Ehe ich mich versehe, stehen wir schon auf dem Buswendeplatz meiner Schule und als ich meinem Kopf von Henrys Schulter nehme, wird mir auf einmal wahnsinnig kalt. Matti hat die Türen geöffnet und nun dringt von überall her eiskalte Luft in jeden Winkel des Busses. Sofort fange ich an, mit den Zähnen zu klappern, wie so oft in letzter Zeit.

Henry schultert seinen Rucksack und steht auf.

"Kommst du klar?" Ganz kurz sieht er mir in die Augen, aber dieser kleine Moment kommt mir vor wie eine Ewigkeit.

"Ja", antworte ich.

"Okay", gibt er zurück und lächelt ein bisschen. "Wir sehen uns."

Dann geht er, sehr langsam und leise. Mit aller Kraft hoffe ich, dass er sich noch einmal umdreht und mich nach meiner Nummer fragt oder so, aber mit jedem Schritt, den er macht wird diese Hoffnung kleiner und kleiner. Als er ausgestiegen ist, stelle ich fest, dass ich die Einzige bin, die noch im Bus sitzt, alle anderen - selbst Matti - sind schon draußen.

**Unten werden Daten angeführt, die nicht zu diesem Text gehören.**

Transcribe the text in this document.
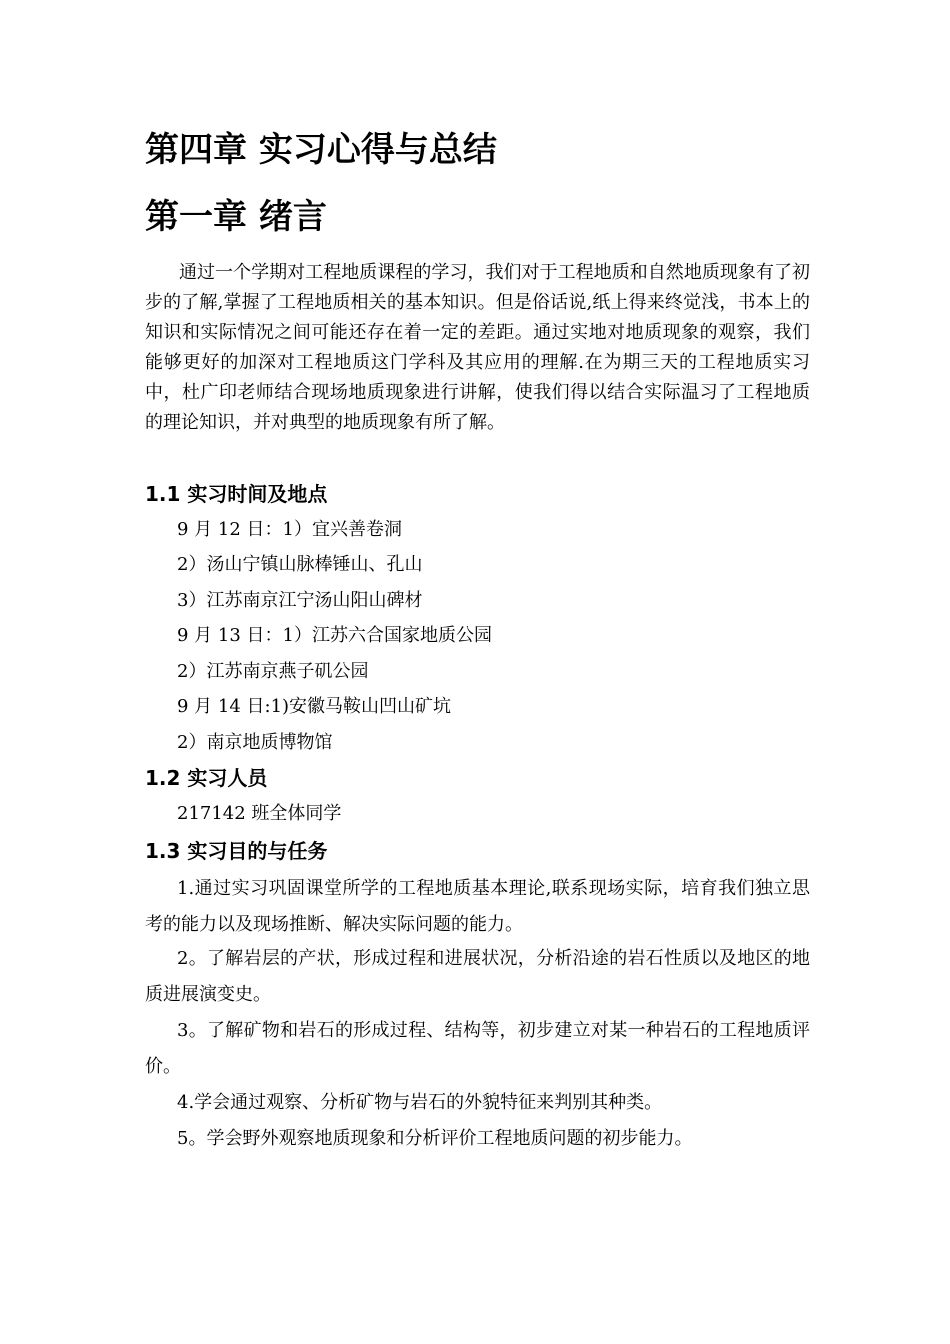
第四章 实习心得与总结
第一章 绪言
通过一个学期对工程地质课程的学习，我们对于工程地质和自然地质现象有了初步的了解,掌握了工程地质相关的基本知识。但是俗话说,纸上得来终觉浅，书本上的知识和实际情况之间可能还存在着一定的差距。通过实地对地质现象的观察，我们能够更好的加深对工程地质这门学科及其应用的理解.在为期三天的工程地质实习中，杜广印老师结合现场地质现象进行讲解，使我们得以结合实际温习了工程地质的理论知识，并对典型的地质现象有所了解。
1.1 实习时间及地点
9 月 12 日：1）宜兴善卷洞
2）汤山宁镇山脉棒锤山、孔山
3）江苏南京江宁汤山阳山碑材
9 月 13 日：1）江苏六合国家地质公园
2）江苏南京燕子矶公园
9 月 14 日:1)安徽马鞍山凹山矿坑
2）南京地质博物馆
1.2 实习人员
217142 班全体同学
1.3 实习目的与任务
1.通过实习巩固课堂所学的工程地质基本理论,联系现场实际，培育我们独立思考的能力以及现场推断、解决实际问题的能力。
2。了解岩层的产状，形成过程和进展状况，分析沿途的岩石性质以及地区的地质进展演变史。
3。了解矿物和岩石的形成过程、结构等，初步建立对某一种岩石的工程地质评价。
4.学会通过观察、分析矿物与岩石的外貌特征来判别其种类。
5。学会野外观察地质现象和分析评价工程地质问题的初步能力。
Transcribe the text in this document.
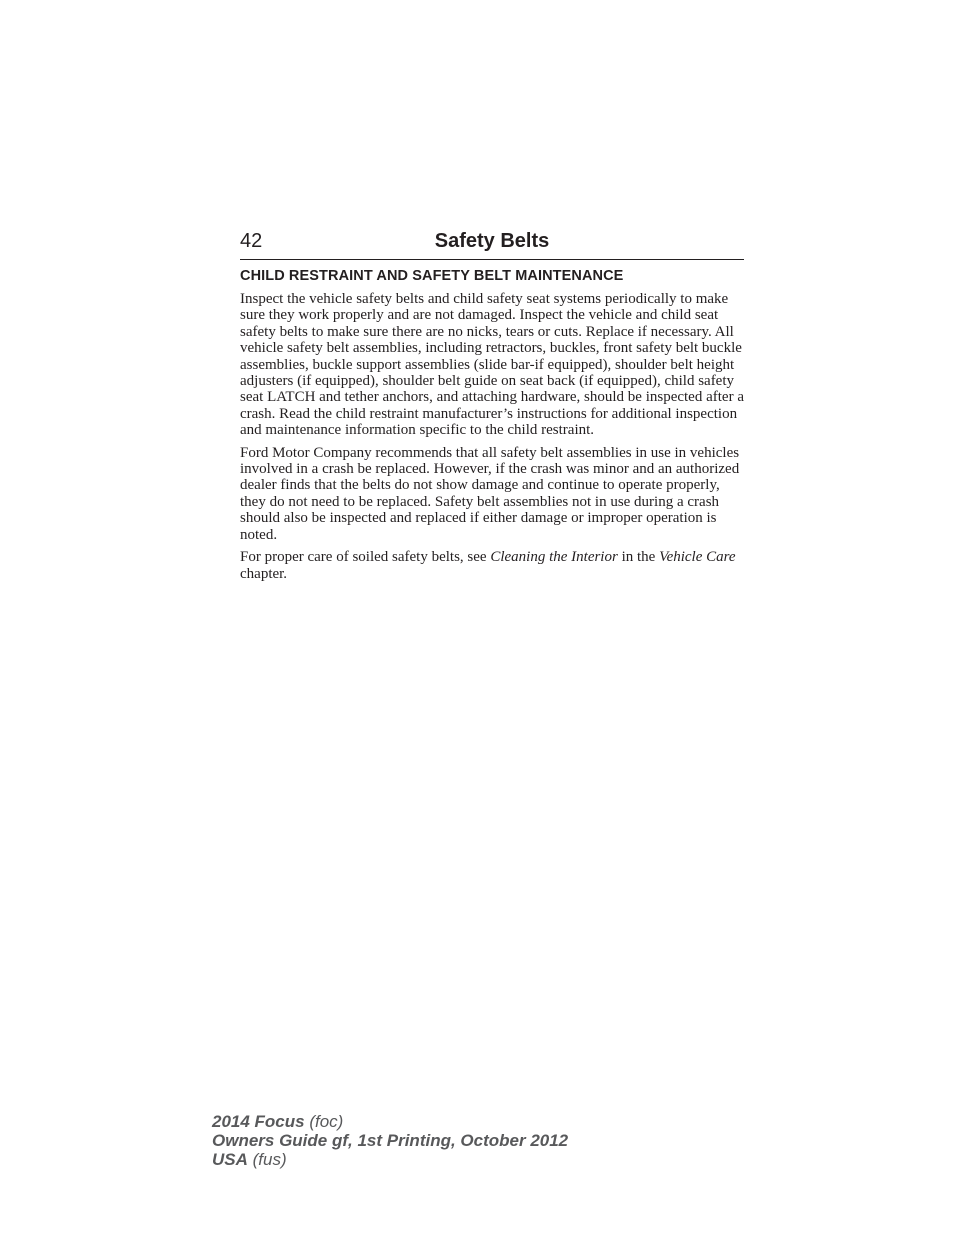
42	Safety Belts
CHILD RESTRAINT AND SAFETY BELT MAINTENANCE

Inspect the vehicle safety belts and child safety seat systems periodically to make sure they work properly and are not damaged. Inspect the vehicle and child seat safety belts to make sure there are no nicks, tears or cuts. Replace if necessary. All vehicle safety belt assemblies, including retractors, buckles, front safety belt buckle assemblies, buckle support assemblies (slide bar-if equipped), shoulder belt height adjusters (if equipped), shoulder belt guide on seat back (if equipped), child safety seat LATCH and tether anchors, and attaching hardware, should be inspected after a crash. Read the child restraint manufacturer’s instructions for additional inspection and maintenance information specific to the child restraint.

Ford Motor Company recommends that all safety belt assemblies in use in vehicles involved in a crash be replaced. However, if the crash was minor and an authorized dealer finds that the belts do not show damage and continue to operate properly, they do not need to be replaced. Safety belt assemblies not in use during a crash should also be inspected and replaced if either damage or improper operation is noted.

For proper care of soiled safety belts, see Cleaning the Interior in the Vehicle Care chapter.

2014 Focus (foc)
Owners Guide gf, 1st Printing, October 2012
USA (fus)
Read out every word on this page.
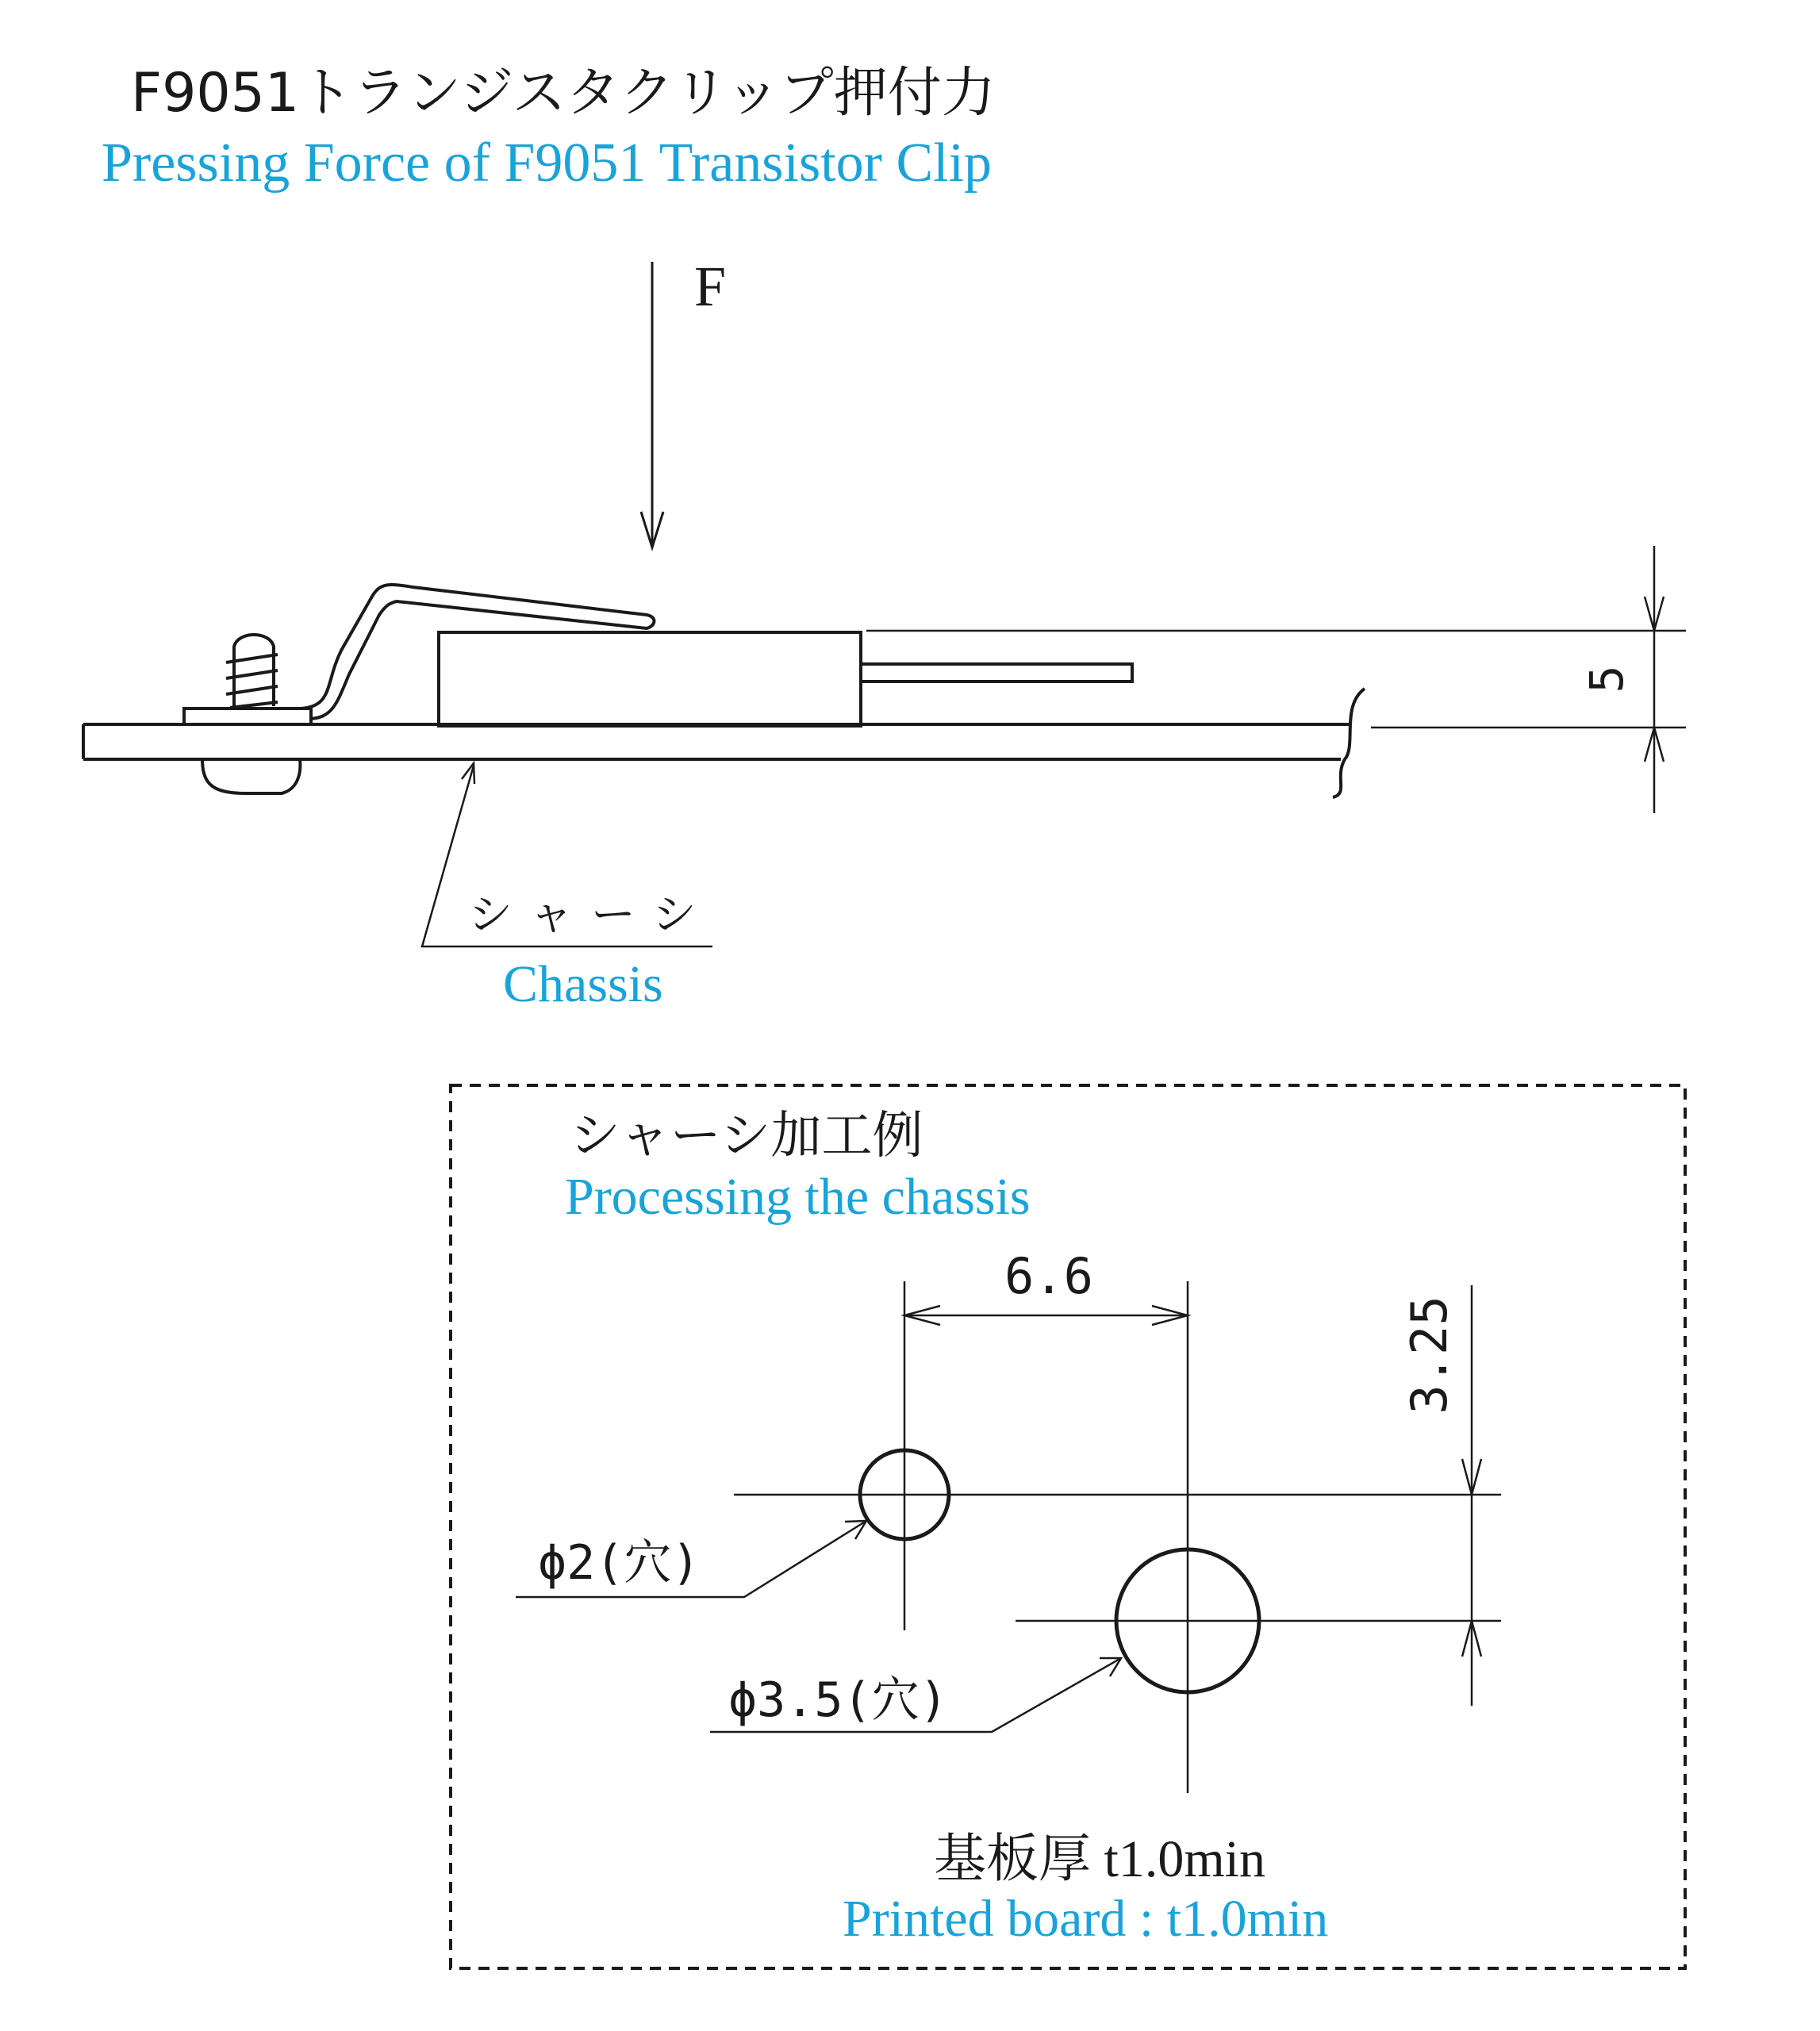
F9051トランジスタクリップ押付力
Pressing Force of F9051 Transistor Clip
F
5
シャーシ
Chassis
シャーシ加工例
Processing the chassis
6.6
3.25
ϕ2(穴)
ϕ3.5(穴)
基板厚 t1.0min
Printed board : t1.0min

Auf einmal breitet sich in mir eine unendlich große Leere aus, die immer noch da ist, als ich mit zitternden Knien die Treppe zum Haupteingang meiner Schule hochsteige.

Aber so schlimm der Tag heute auch werden wird, gibt es drei Lichtblicke an diesem Tag.

Der erste ist Ellie, die hundertprozentig schaffen wird, meine Laune zu verbessern. Einfach, weil sie meine beste Freundin ist.

Der zweite sind Henrys Worte.

Und der dritte ist die Hoffnung, dass Henry und ich uns vielleicht irgendwann mal wiedersehen werden.

Man sieht sich ja immer zweimal im Leben, oder nicht?